Serve este arrazoado para dizer que nos alvores do século XX também houve em Serpa quem quisesse vasculhar na tradição. Investigaram, anotaram. Com o que foram achando, publicaram uma revista que à falta de outro nome, batizaram com a designação óbvia de “A Tradição”. Como se fosse a tradição das tradições. Em subtítulo explicavam melhor: “Revista mensal d´ethnografia portuguesa, ilustrada”. O seu primeiro número veio a lume nos idos de 1899, em janeiro, com o propósito de recolher “com todo o escrúpulo e fidelidade, o maior número possível de materiais ethnográficos”.

 

Seria fácil de dizer que a revista apareceu neste retirado espaço do Alentejo, então ainda mais periférico do que hoje, porque Serpa era uma terra de grandes tradições. Evidentemente que não foi por isso. Só um bairrismo bacoco o poderia afirmar. Tradições há-as em toda a parte, são o rasto que o homem vai deixando ao passar. Onde viveram homens, aí ficaram as marcas não só do seu labor mas também das suas evasões. Pode dizer-se, talvez desnecessariamente, que a publicação apareceu em Serpa porque aqui houve condições propícias.

 

ANTRO BISONHO

 

O nosso País era então um antro bisonho. De norte a sul, de leste a oeste. Gladiavam-se em Lisboa os políticos e no resto do País vegetava uma população analfabeta, debruçada sobre a terra, trabalhando de sol a sol, carenciada de quase tudo, temerosa, apática, subserviente. Sobre ela pairava a classe dos proprietários que, com haveres e alguma ilustração, enviava os seus filhos a Coimbra. De lá vinham doutores para reinarem com esplendor sobre a “gente boa e humilde” das terras onde imperavam os pais. 

 

A tendência deste grupo privilegiado que dominava todo o aparelho burocrático do País, acima da qual agonizava uma monarquia em fim de estação, era a de olhar para as comunidades rurais como um paraíso terreal. Nela espraiavam olhares lânguidos, num abandono lírico que desaguava quase sempre em prosa e muito frequentemente em verso. Citem-se muito rapidamente Júlio Dinis, Trindade Coelho ou Guerra Junqueiro.
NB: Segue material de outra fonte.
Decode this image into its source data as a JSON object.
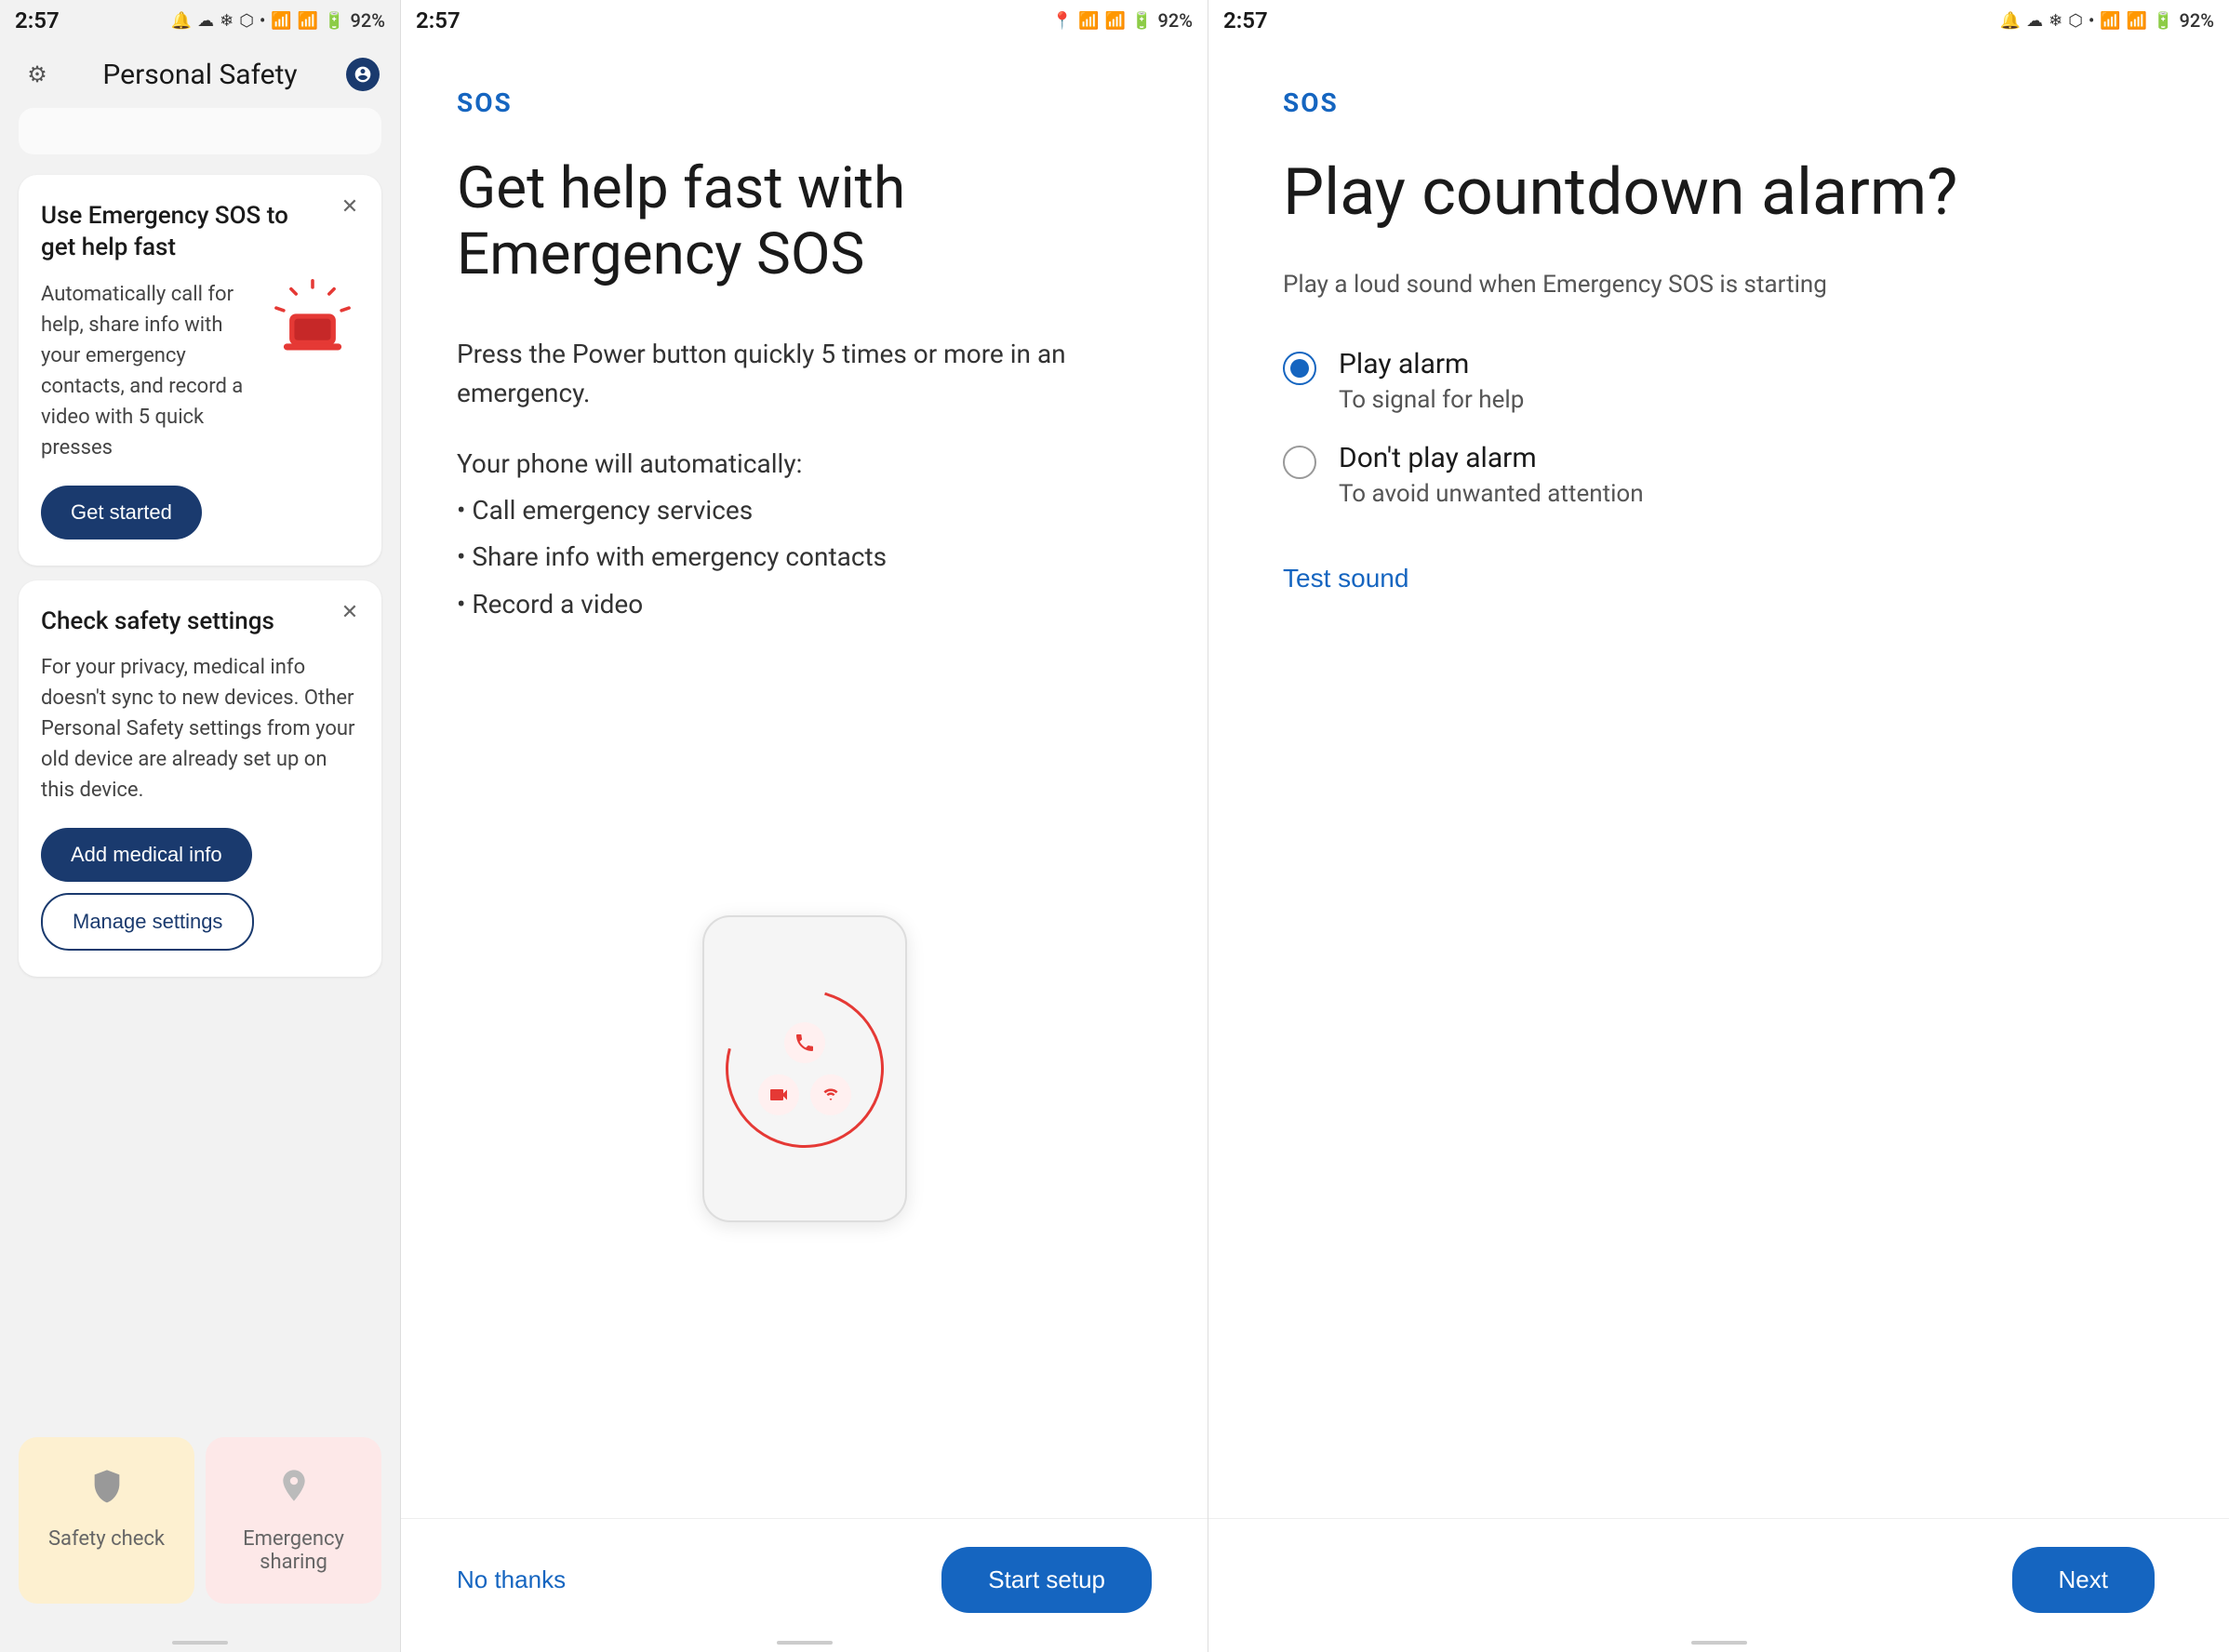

A exaltação do rústico, pintado a cor-de-rosa, fez época, propagando-se no seio das famílias burguesas até tarde.

 

“A Tradição” aparece neste contexto temporal, entretanto prosseguindo um trabalho já iniciado por Garrett e com mentores mais modernos como Teófilo Braga que apostaram em beber nas fontes tradicionais com a mesma paixão mas menos lirismo e mais objetividade.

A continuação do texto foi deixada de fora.